Gately has a very English style of understatement that made me laugh out loud quite a few times. He says this of the early Spanish conquest: “Relations between the Spaniards and Americans were limited to exploitation and sex.” I probably would have put the book away for another two years if I hadn’t stopped to read that line over a few times, now aware that Gately is capable of succinct mockery. As one who teaches this horrible period in human history I do appreciate the reference.

Hitler hated tobacco. Duke University was so-named after a gift of millions of dollars to Little Trinity College by Buck Duke, founder of the American Tobacco Company. Smoking jackets were designed so that weak women wouldn’t have to smell tobacco on their aristocratic husbands. Prohibition was a great boon to smoking. The book is full of interesting little nuggets like this. It is a quick trip through American and British popular culture.
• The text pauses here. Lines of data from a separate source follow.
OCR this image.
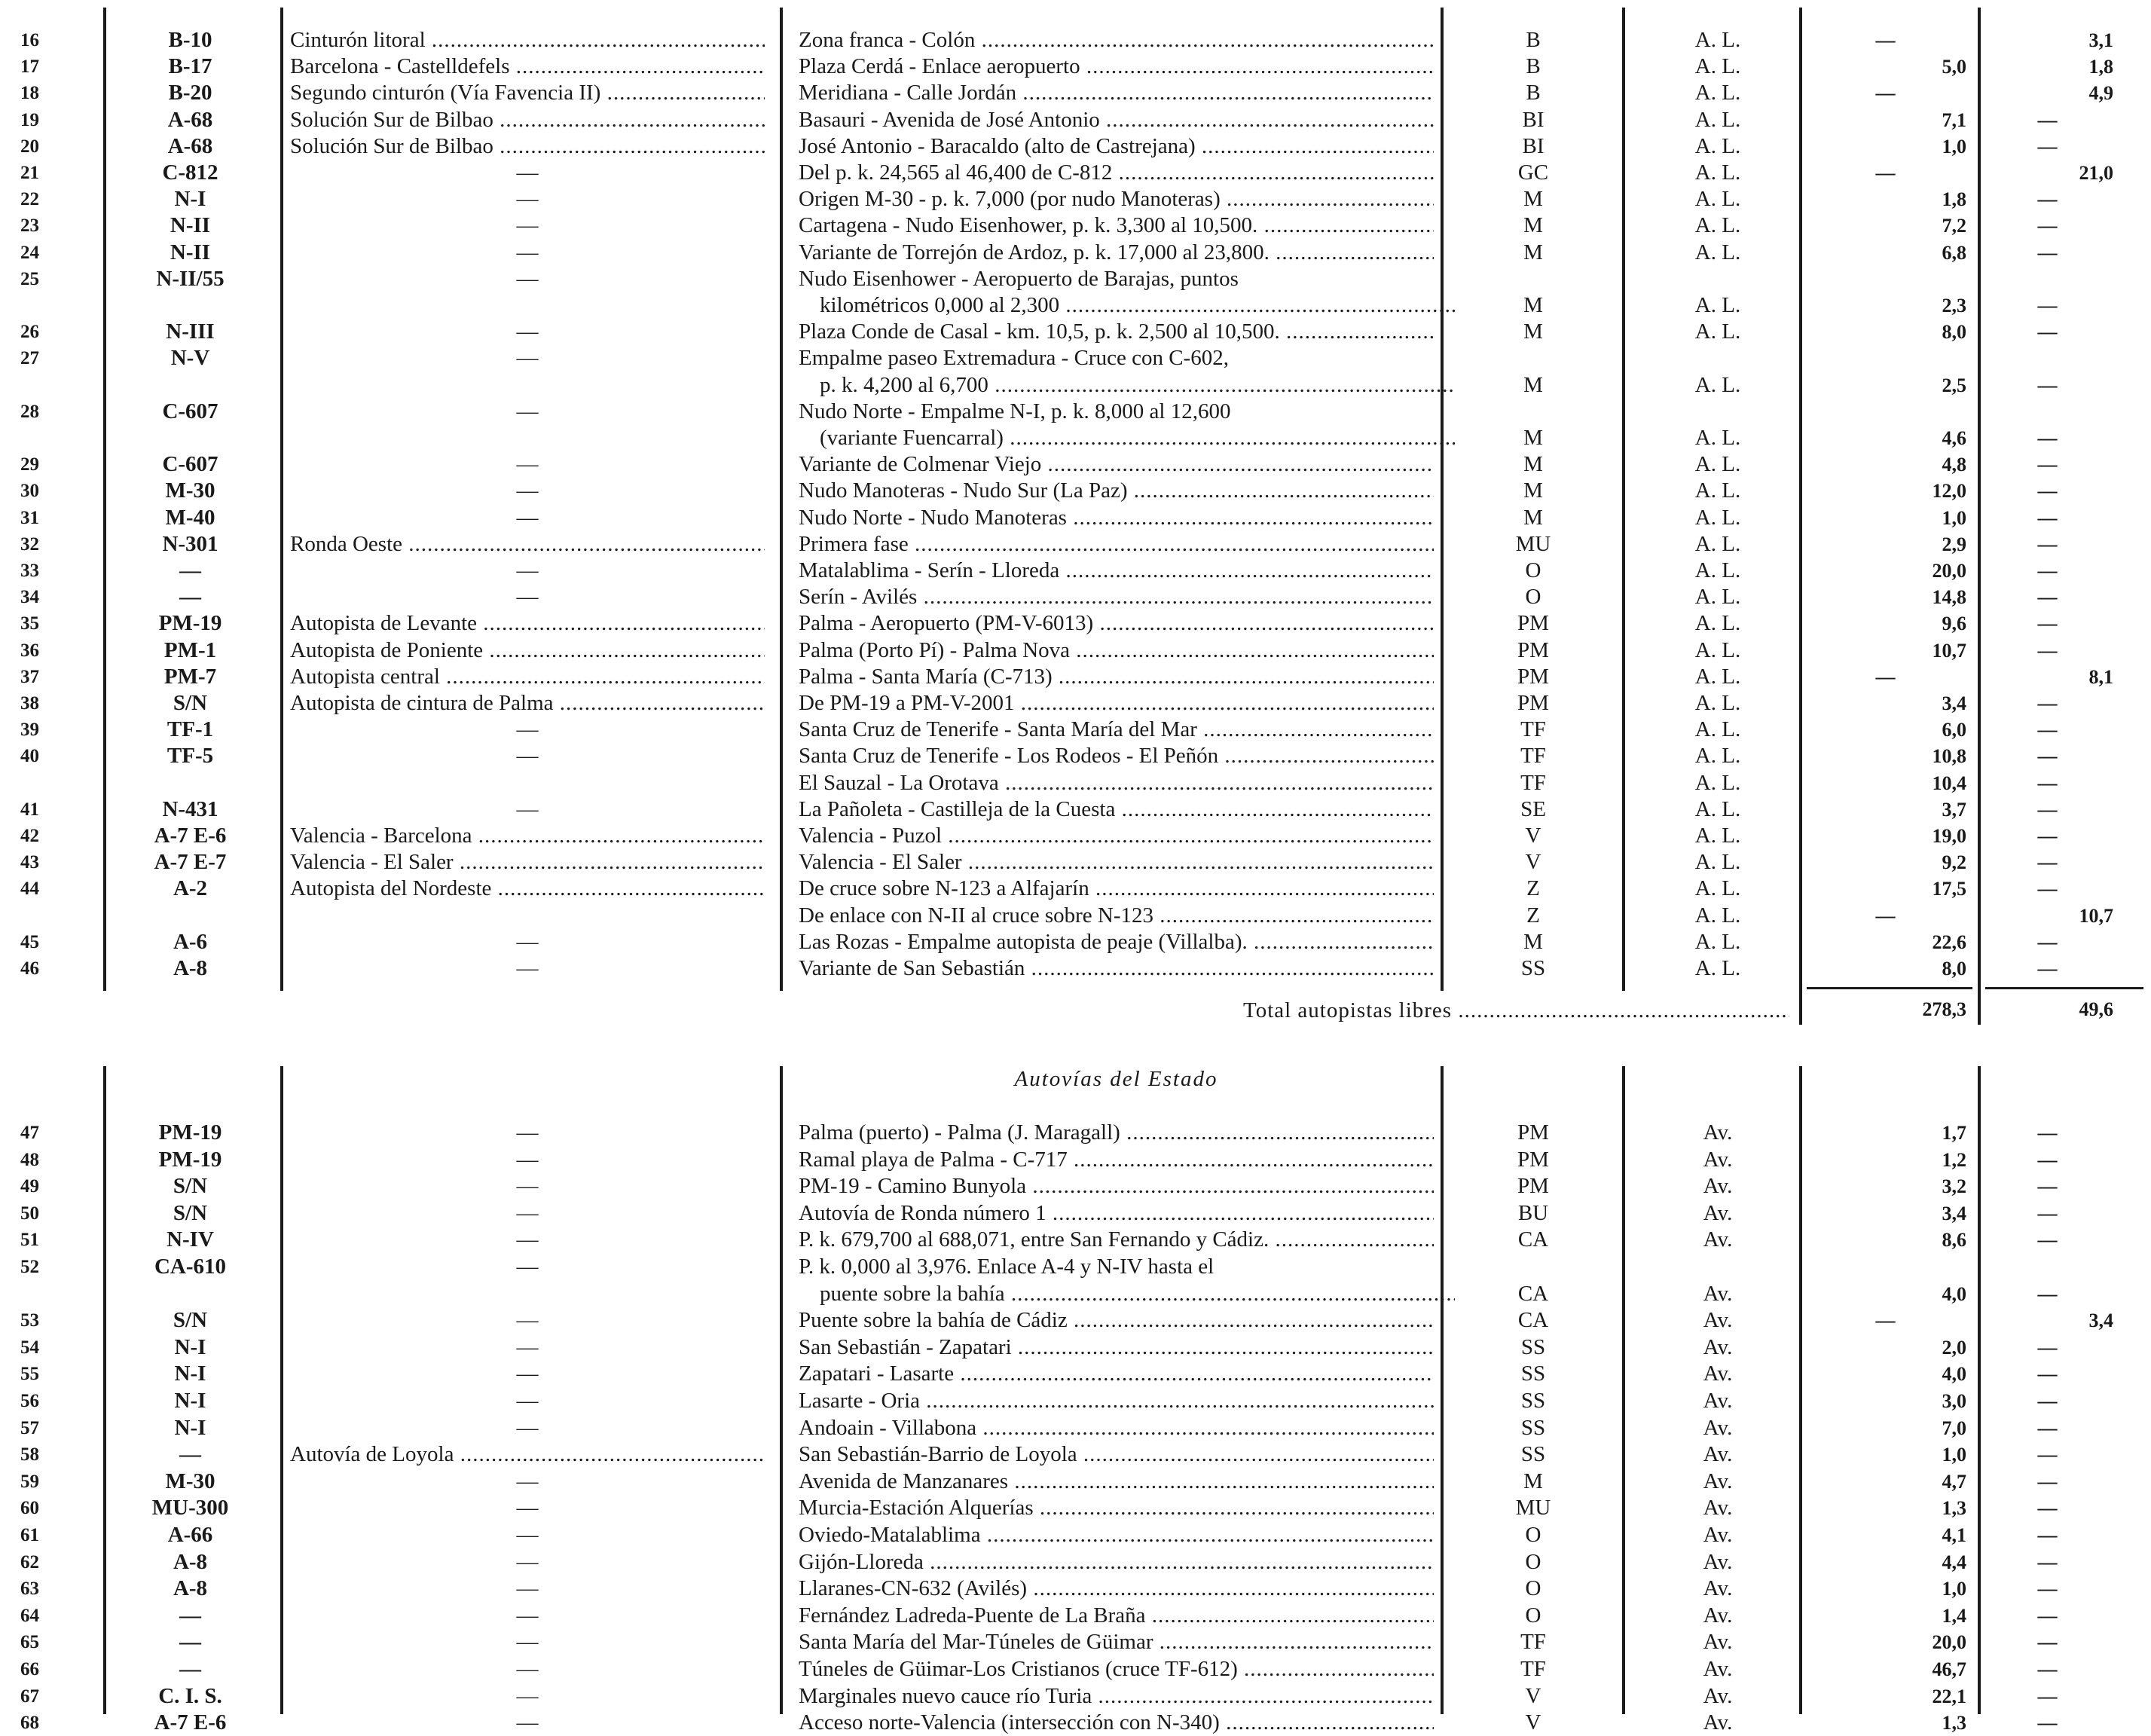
16	B-10	Cinturón litoral .....	Zona franca - Colón .....	B	A. L.	—	3,1
17	B-17	Barcelona - Castelldefels .....	Plaza Cerdá - Enlace aeropuerto .....	B	A. L.	5,0	1,8
18	B-20	Segundo cinturón (Vía Favencia II) .....	Meridiana - Calle Jordán .....	B	A. L.	—	4,9
19	A-68	Solución Sur de Bilbao .....	Basauri - Avenida de José Antonio .....	BI	A. L.	7,1	—
20	A-68	Solución Sur de Bilbao .....	José Antonio - Baracaldo (alto de Castrejana) .....	BI	A. L.	1,0	—
21	C-812	—	Del p. k. 24,565 al 46,400 de C-812 .....	GC	A. L.	—	21,0
22	N-I	—	Origen M-30 - p. k. 7,000 (por nudo Manoteras) .....	M	A. L.	1,8	—
23	N-II	—	Cartagena - Nudo Eisenhower, p. k. 3,300 al 10,500. .....	M	A. L.	7,2	—
24	N-II	—	Variante de Torrejón de Ardoz, p. k. 17,000 al 23,800. .....	M	A. L.	6,8	—
25	N-II/55	—	Nudo Eisenhower - Aeropuerto de Barajas, puntos
kilométricos 0,000 al 2,300 .....	M	A. L.	2,3	—
26	N-III	—	Plaza Conde de Casal - km. 10,5, p. k. 2,500 al 10,500. .....	M	A. L.	8,0	—
27	N-V	—	Empalme paseo Extremadura - Cruce con C-602,
p. k. 4,200 al 6,700 .....	M	A. L.	2,5	—
28	C-607	—	Nudo Norte - Empalme N-I, p. k. 8,000 al 12,600
(variante Fuencarral) .....	M	A. L.	4,6	—
29	C-607	—	Variante de Colmenar Viejo .....	M	A. L.	4,8	—
30	M-30	—	Nudo Manoteras - Nudo Sur (La Paz) .....	M	A. L.	12,0	—
31	M-40	—	Nudo Norte - Nudo Manoteras .....	M	A. L.	1,0	—
32	N-301	Ronda Oeste .....	Primera fase .....	MU	A. L.	2,9	—
33	—	—	Matalablima - Serín - Lloreda .....	O	A. L.	20,0	—
34	—	—	Serín - Avilés .....	O	A. L.	14,8	—
35	PM-19	Autopista de Levante .....	Palma - Aeropuerto (PM-V-6013) .....	PM	A. L.	9,6	—
36	PM-1	Autopista de Poniente .....	Palma (Porto Pí) - Palma Nova .....	PM	A. L.	10,7	—
37	PM-7	Autopista central .....	Palma - Santa María (C-713) .....	PM	A. L.	—	8,1
38	S/N	Autopista de cintura de Palma .....	De PM-19 a PM-V-2001 .....	PM	A. L.	3,4	—
39	TF-1	—	Santa Cruz de Tenerife - Santa María del Mar .....	TF	A. L.	6,0	—
40	TF-5	—	Santa Cruz de Tenerife - Los Rodeos - El Peñón .....	TF	A. L.	10,8	—
El Sauzal - La Orotava .....	TF	A. L.	10,4	—
41	N-431	—	La Pañoleta - Castilleja de la Cuesta .....	SE	A. L.	3,7	—
42	A-7 E-6	Valencia - Barcelona .....	Valencia - Puzol .....	V	A. L.	19,0	—
43	A-7 E-7	Valencia - El Saler .....	Valencia - El Saler .....	V	A. L.	9,2	—
44	A-2	Autopista del Nordeste .....	De cruce sobre N-123 a Alfajarín .....	Z	A. L.	17,5	—
De enlace con N-II al cruce sobre N-123 .....	Z	A. L.	—	10,7
45	A-6	—	Las Rozas - Empalme autopista de peaje (Villalba). .....	M	A. L.	22,6	—
46	A-8	—	Variante de San Sebastián .....	SS	A. L.	8,0	—
Total autopistas libres .....	278,3	49,6
Autovías del Estado
47	PM-19	—	Palma (puerto) - Palma (J. Maragall) .....	PM	Av.	1,7	—
48	PM-19	—	Ramal playa de Palma - C-717 .....	PM	Av.	1,2	—
49	S/N	—	PM-19 - Camino Bunyola .....	PM	Av.	3,2	—
50	S/N	—	Autovía de Ronda número 1 .....	BU	Av.	3,4	—
51	N-IV	—	P. k. 679,700 al 688,071, entre San Fernando y Cádiz. .....	CA	Av.	8,6	—
52	CA-610	—	P. k. 0,000 al 3,976. Enlace A-4 y N-IV hasta el
puente sobre la bahía .....	CA	Av.	4,0	—
53	S/N	—	Puente sobre la bahía de Cádiz .....	CA	Av.	—	3,4
54	N-I	—	San Sebastián - Zapatari .....	SS	Av.	2,0	—
55	N-I	—	Zapatari - Lasarte .....	SS	Av.	4,0	—
56	N-I	—	Lasarte - Oria .....	SS	Av.	3,0	—
57	N-I	—	Andoain - Villabona .....	SS	Av.	7,0	—
58	—	Autovía de Loyola .....	San Sebastián-Barrio de Loyola .....	SS	Av.	1,0	—
59	M-30	—	Avenida de Manzanares .....	M	Av.	4,7	—
60	MU-300	—	Murcia-Estación Alquerías .....	MU	Av.	1,3	—
61	A-66	—	Oviedo-Matalablima .....	O	Av.	4,1	—
62	A-8	—	Gijón-Lloreda .....	O	Av.	4,4	—
63	A-8	—	Llaranes-CN-632 (Avilés) .....	O	Av.	1,0	—
64	—	—	Fernández Ladreda-Puente de La Braña .....	O	Av.	1,4	—
65	—	—	Santa María del Mar-Túneles de Güimar .....	TF	Av.	20,0	—
66	—	—	Túneles de Güimar-Los Cristianos (cruce TF-612) .....	TF	Av.	46,7	—
67	C. I. S.	—	Marginales nuevo cauce río Turia .....	V	Av.	22,1	—
68	A-7 E-6	—	Acceso norte-Valencia (intersección con N-340) .....	V	Av.	1,3	—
What I didn’t like about the book was the ending. Gately seems to have succumbed to his own sub-title: A Cultural History of How an Exotic Plant Seduced Civilization. In the end he is seduced by the allure of tobacco, good and bad: “Many great men and women have left elegant testimonies to their tobacco habits, which will be joined, I believe, with others made in centuries to come.” I don’t know if he’s a smoker or not, cigar or cigarette, but as a vehement anti-smoker I don’t have any sympathy for smokers whatsoever and I certainly don’t think their stories are elegant. More recently it seems Gately has taken up the subject of alcohol (2008’s Drink: A Cultural History of Alcohol). As a non-drinker I will not be imbibing.